Like so many children, I’d had a passion for painting during my school years, and for a time, when at middle school and lycée, I had used the Merhamet Apartments to paint “by myself,” even dreaming of becoming a painter one day. It was in those days that I’d first indulged in childish dreams of going to Paris to see all the paintings. From the 1950s until the early 1960s, there was not a single museum in Istanbul in which you could see paintings; there weren’t even any art books or catalogs that one could leaf through for pleasure. So neither Füsun nor I knew much about the art of painting. It was enough for us to enlarge black-and-white photographs of birds and other things and color them in.

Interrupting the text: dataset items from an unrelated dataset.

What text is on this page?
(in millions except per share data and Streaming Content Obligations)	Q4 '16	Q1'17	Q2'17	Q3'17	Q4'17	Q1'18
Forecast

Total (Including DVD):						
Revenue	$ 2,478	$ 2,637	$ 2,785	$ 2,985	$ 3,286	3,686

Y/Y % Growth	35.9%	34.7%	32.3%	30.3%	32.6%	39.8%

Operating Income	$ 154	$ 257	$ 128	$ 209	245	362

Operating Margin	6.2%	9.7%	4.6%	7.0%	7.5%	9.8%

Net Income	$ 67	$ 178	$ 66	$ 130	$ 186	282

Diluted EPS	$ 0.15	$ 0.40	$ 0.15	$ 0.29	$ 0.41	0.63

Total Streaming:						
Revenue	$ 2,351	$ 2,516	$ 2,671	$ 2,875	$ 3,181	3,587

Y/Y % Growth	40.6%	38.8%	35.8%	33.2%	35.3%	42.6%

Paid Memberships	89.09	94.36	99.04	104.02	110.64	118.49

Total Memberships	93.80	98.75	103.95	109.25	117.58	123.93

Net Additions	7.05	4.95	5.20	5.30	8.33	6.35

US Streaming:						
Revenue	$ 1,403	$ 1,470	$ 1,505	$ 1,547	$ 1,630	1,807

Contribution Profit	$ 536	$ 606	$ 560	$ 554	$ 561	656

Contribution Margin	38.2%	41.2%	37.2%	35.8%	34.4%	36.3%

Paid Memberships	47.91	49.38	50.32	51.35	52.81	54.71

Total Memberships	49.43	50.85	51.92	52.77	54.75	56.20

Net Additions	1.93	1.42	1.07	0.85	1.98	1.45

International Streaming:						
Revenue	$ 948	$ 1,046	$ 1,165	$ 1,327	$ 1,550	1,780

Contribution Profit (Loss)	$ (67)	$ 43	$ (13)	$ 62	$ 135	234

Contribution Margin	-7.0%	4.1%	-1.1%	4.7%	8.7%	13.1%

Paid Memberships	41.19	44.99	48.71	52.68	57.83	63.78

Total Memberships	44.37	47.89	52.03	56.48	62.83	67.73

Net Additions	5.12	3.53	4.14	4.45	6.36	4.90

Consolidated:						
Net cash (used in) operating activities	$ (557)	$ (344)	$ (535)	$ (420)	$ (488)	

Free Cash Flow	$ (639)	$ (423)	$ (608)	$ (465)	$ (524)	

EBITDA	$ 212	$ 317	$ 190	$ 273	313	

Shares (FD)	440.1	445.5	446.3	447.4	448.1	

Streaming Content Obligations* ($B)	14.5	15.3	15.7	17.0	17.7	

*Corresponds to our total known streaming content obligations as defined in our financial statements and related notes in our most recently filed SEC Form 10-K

As one visit to the Keskins’ followed another, the streets of Istanbul, the world beyond the house, took on an eerie cast. To look at Füsun’s paintings, to witness their slow progress, poring over the photographs of Istanbul ’s birds that Feridun had taken for her, and musing in hushed voices about which she should paint next-the hawk, the dove, or the swallow-this intimation of security, continuity, and the pleasures of home seemed to fix things for all eternity. It lifted up my heart to behold that we lived in a universe both simple and good. The peace I felt came from the place, the room, our mood, and what we saw around us; it came from Füsun’s slow progress painting birds, and the brick red dye in the Uşak carpet on the floor, the pieces of cloth, the buttons, the old newspapers, Tarık Bey’s reading glasses, the ashtrays, and Aunt Nesibe’s knitting-in my mind they were all one piece. I would inhale the room’s fragrance, and later, back in the Merhamet Apartments, the thimble or button or spool I’d pocketed before leaving would help me remember all this, and so prolong my happiness.